El recuento de los daños

Crítica de Luciano Monteagudo - Página 12

Mito y realidad sin barreras temporales

En su obra más madura, la directora acude a una tragedia universal –la historia de Edipo–, situándola en su variante más propiamente argentina. Un film que habla de los desaparecidos y de la invisibilidad con la que se intenta obturar aquello que se empeña en salir a la luz.

Después de Cómo pasan las horas (2005) y Extranjera (2007), la directora y guionista Inés de Oliveira Cézar entrega con El recuento de los daños la que quizá sea su obra más madura, aquella en la que forma y contenido se funden en un todo indivisible. La Argentina que se reconoce en la película es la de hoy, con sus paisajes, sus personajes y sus conflictos sociales, pero por detrás de esos afanes cotidianos (que la puesta en escena se ocupa de distanciar drásticamente del costumbrismo, de volver casi abstractos en su estilización geométrica) late la fuerza del mito.

Como en la tragedia de Edipo, hay un hombre joven que vuelve a su tierra natal, que sin saberlo mata en la encrucijada de una autopista a su propio padre y que al llegar a su destino no puede sino sentirse atraído por una mujer mayor que él, la reina del imperio (en este caso, la dueña de una fábrica), provocando una crisis de la que apenas se adivinan sus terribles consecuencias. Que ese joven se descubra a sí mismo como un hijo robado durante la dictadura militar y que esa mujer de quien nunca se sabe su nombre pero que no es otra que Yocasta (magnífico trabajo de la actriz cordobesa Eva Bianco, dueña de una máscara impresionante) dan la dimensión, el espesor de una tragedia universal en su variante más propiamente argentina.

En sus palabras de introducción a un repaso de su cine que se lleva a cabo en estos días (ver aparte), en ocasión del estreno de su nueva película, Oliveira Cézar escribe: “¿Cómo filmar la toma de conciencia?, se pregunta Serge Daney. Cómo pasan las horas, Extranjera y El recuento de los daños, la última de esta serie, se articulan alrededor de ese punto, de diferentes modos. Construyen en una superficie rota, en la que pueden proyectarse solo las partes. Juntas, ensayan una respuesta a esta pregunta”.

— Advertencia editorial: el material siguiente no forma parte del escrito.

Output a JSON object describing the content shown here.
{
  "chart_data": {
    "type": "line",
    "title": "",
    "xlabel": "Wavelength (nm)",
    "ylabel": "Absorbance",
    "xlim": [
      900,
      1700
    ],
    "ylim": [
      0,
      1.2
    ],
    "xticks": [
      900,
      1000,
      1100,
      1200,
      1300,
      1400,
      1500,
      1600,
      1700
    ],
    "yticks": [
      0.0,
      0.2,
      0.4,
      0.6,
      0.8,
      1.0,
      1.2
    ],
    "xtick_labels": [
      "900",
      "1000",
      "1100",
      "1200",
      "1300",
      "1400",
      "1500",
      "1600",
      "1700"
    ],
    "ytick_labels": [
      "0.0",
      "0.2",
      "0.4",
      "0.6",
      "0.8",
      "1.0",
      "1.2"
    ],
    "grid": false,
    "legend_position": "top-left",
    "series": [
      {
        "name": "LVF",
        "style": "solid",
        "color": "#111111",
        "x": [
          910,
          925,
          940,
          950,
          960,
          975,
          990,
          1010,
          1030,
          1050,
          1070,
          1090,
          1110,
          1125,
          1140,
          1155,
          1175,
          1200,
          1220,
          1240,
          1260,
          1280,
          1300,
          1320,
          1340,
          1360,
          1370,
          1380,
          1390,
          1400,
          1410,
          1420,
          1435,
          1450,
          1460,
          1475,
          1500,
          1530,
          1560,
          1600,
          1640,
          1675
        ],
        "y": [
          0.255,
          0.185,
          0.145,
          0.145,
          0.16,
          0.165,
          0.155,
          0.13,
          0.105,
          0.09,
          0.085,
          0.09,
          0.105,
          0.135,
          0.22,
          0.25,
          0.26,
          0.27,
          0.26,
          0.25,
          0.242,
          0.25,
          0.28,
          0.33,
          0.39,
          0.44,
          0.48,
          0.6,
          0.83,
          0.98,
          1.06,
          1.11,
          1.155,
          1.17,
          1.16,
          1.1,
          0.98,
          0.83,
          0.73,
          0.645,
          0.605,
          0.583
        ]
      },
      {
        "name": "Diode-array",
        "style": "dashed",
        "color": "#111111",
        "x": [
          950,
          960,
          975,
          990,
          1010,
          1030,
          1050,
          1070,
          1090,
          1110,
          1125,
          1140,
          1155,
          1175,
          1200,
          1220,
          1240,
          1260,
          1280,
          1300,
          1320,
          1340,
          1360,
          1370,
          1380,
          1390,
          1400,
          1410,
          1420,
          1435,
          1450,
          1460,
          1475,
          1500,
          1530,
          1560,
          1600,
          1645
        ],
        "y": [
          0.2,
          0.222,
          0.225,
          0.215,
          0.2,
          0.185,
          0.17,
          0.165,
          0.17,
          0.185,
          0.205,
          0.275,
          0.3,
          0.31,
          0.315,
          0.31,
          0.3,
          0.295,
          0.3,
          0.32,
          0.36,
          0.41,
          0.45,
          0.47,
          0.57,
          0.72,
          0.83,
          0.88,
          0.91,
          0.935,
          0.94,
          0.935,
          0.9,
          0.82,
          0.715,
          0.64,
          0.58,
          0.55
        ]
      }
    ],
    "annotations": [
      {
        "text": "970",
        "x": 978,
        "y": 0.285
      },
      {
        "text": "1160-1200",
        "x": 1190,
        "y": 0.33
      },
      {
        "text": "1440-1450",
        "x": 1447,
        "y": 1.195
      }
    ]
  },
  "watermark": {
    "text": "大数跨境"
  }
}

De ese intento por aclarar el misterio, como quien interroga a la esfinge, no debe descartarse la palabra “duelo”. Como en sus películas anteriores, El recuento de los daños es un film sobre la conciencia del dolor, sobre el luto, sobre las ceremonias de la muerte.

En principio, y sobre la superficie, está el fallecimiento del dueño de esa fábrica que el joven tecnócrata viene a evaluar. Frío, profesional, esa desaparición no le impide en principio proponer el rigor –laboral, financiero– que ya venía dispuesto a aplicar y al que no renuncia pese al duelo que se vive a su alrededor. Pero poco a poco, esa aflicción será también la suya y a través de ella se cuestionará su lugar en el mundo y su propia identidad.

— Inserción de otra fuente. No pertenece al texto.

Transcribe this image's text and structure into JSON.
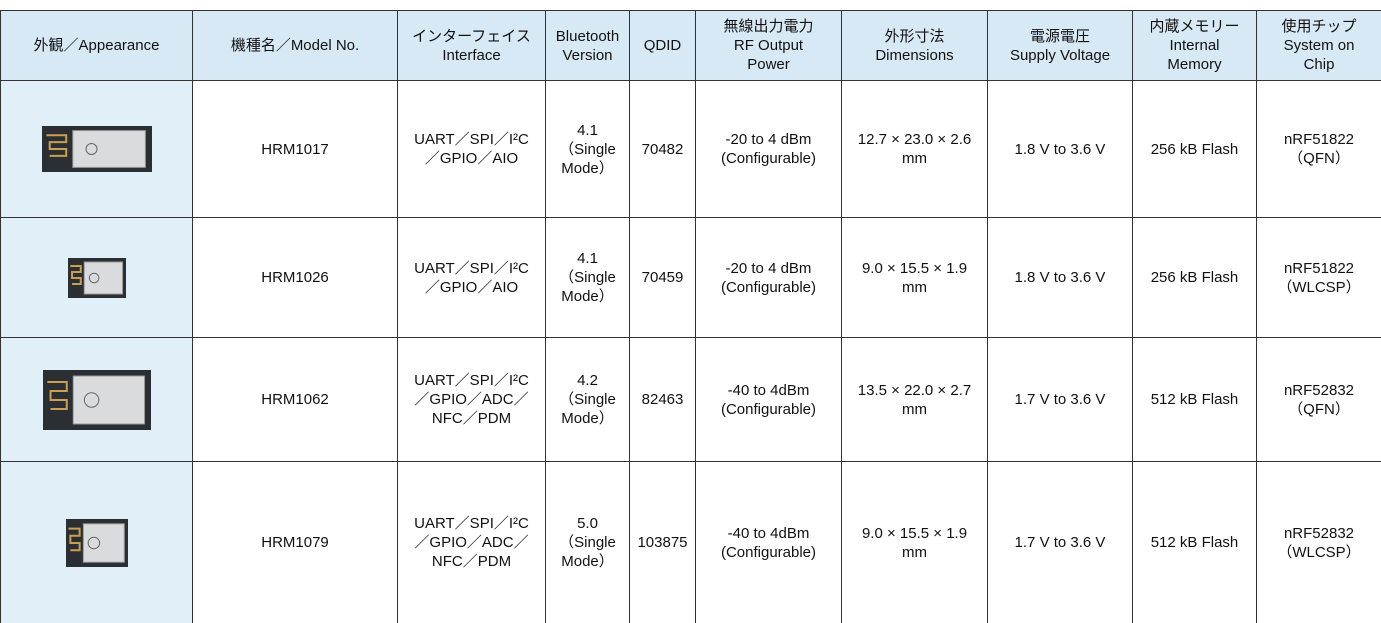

Es curioso comprobar cómo, sin proponérselo, El recuento de los daños dialoga con La mujer sin cabeza, de Lucrecia Martel. Allí también había al comienzo una ruta y un accidente automovilístico que ponían en una encrucijada –psicológica, social, moral– a su protagonista. Pero mientras en el film de Martel había una realidad negada férreamente por esa mujer y por su entorno, en el de Oliveira Cézar al joven no le quedará más alternativa que asumirla. En ambos casos, sin embargo, se está hablando, de una u otra manera, de los desaparecidos, del silencio y la invisibilidad con la que se intenta obturar aquello que se empeña en salir a la luz.